Posted: Nov. 4, 2014
AN ELECTION OF STEPCHILDREN
By Celia Cohen
Many a person has lost an office on Election Day, but this year an office lost a person.
That would be lieutenant governor. The office is vanishing into a political Never Never Land, what with Matt Denn ditching it two years early by getting himself elected the Democratic attorney general and no way under the state constitution to replace him until the next election in 2016.
It makes Denn the only one-and-a-half term lieutenant governor in state history, and it makes this election the only one Delaware went into with nine statewide offices and came out of with eight.
In a way, the office of lieutenant governor deserved to be dragged into the 2014 mid-term election.
The office is a political stepchild, the state constitution all but indifferent to its presence or its absence, and the election itself made stepchildren, mostly of the Democrats.
The Democrats have been the darlings of the statewide electorate, but not this time. Not only did the Democrats lose the office of lieutenant governor entirely, they lost two more offices the old-fashioned way at the polls.
The voters elected Ken "Let's Make It" Simpler, the Republican candidate for state treasurer, to make him the first new Republican statewide officeholder in 20 years, and they kept Tom Wagner as the Republican state auditor.
Put it in perspective. Two statewide losses are as many as the Democrats lost in the last three elections combined.
The electoral equation for 9 statewide offices going in: 8 Democrat + 1 Republican. The electoral equation coming out: 6 Democrat + 2 Republican + 1 in foreclosure.
Just because the Democrats were losers does not mean the Republicans were winners.
Look at what the Republicans did. They took treasurer and auditor. The officeholders are supposed to be able to count, but the offices? They hardly count at all.
It was the Democrats who won the offices that matter, as Chris Coons was re-elected senator, John Carney was re-elected congressman, and Denn moved to attorney general.
Even with the Democrats winning the two federal offices, all is not well for the all-Democratic congressional delegation, because the voters around the country turned control of the Senate over to the Republicans and consigned Coons and Tom Carper, the state's senators, to the minority, where Carney already was in the House of Representatives.
It will cause Carper to lose his gavel as the chair of the Homeland Security & Governmental Affairs Committee, and Coons a lesser gavel as the subcommittee chair of African Affairs on the Foreign Relations Committee.
Nothing says "stepchild" in the Congress like "minority."
There goes one of Coons' favorite punch lines, fond as he is of describing the difference between the commute he and Carper take to Washington and the one for Carney -- "We go to the Senate every day, and he goes to the House, and that is just a much, much, much tougher train ride."
This is the first time in more than 40 years the entire congressional contingent will be in the minority, although back then in the early 1970s it was an all-Republican delegation with Caleb Boggs and Bill Roth in the Senate and Pete du Pont in the House.
What goes around comes around. At least Delaware will still have the vice president.

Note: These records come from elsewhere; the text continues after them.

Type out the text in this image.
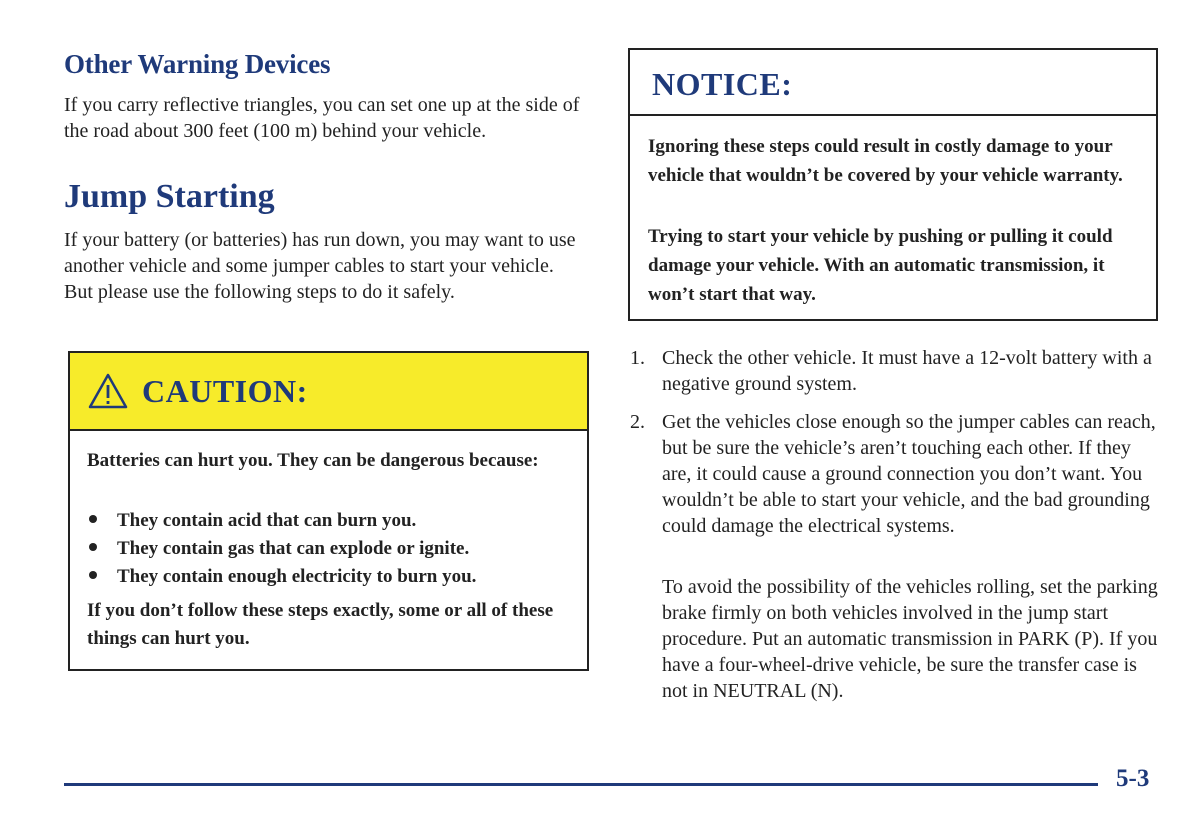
Other Warning Devices

If you carry reflective triangles, you can set one up at the side of the road about 300 feet (100 m) behind your vehicle.

Jump Starting

If your battery (or batteries) has run down, you may want to use another vehicle and some jumper cables to start your vehicle. But please use the following steps to do it safely.

CAUTION:

Batteries can hurt you. They can be dangerous because:

They contain acid that can burn you.
They contain gas that can explode or ignite.
They contain enough electricity to burn you.

If you don’t follow these steps exactly, some or all of these things can hurt you.

NOTICE:

Ignoring these steps could result in costly damage to your vehicle that wouldn’t be covered by your vehicle warranty.

Trying to start your vehicle by pushing or pulling it could damage your vehicle. With an automatic transmission, it won’t start that way.

1. Check the other vehicle. It must have a 12-volt battery with a negative ground system.
2. Get the vehicles close enough so the jumper cables can reach, but be sure the vehicle’s aren’t touching each other. If they are, it could cause a ground connection you don’t want. You wouldn’t be able to start your vehicle, and the bad grounding could damage the electrical systems.

To avoid the possibility of the vehicles rolling, set the parking brake firmly on both vehicles involved in the jump start procedure. Put an automatic transmission in PARK (P). If you have a four-wheel-drive vehicle, be sure the transfer case is not in NEUTRAL (N).

5-3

In the General Assembly, the Democrats clung to the majority in both the state Senate and the state House of Representatives, but the Republicans did make inroads by electing one new state senator and two new state representatives.
The new state Senate will have 12 Democrats and 9 Republicans, and the new state House will have 25 Democrats and 16 Republicans.
The Republican gain in the state Senate was significant, because it denies Governor Jack Markell and his fellow Democrats the super-majority needed to enact tax bills.
All of this happened with an abysmal statewide turnout of about 36 percent -- the lowest participation by the voters since Delaware set up a registration system in 1955.
It was like the entire election was a stepchild nobody wanted.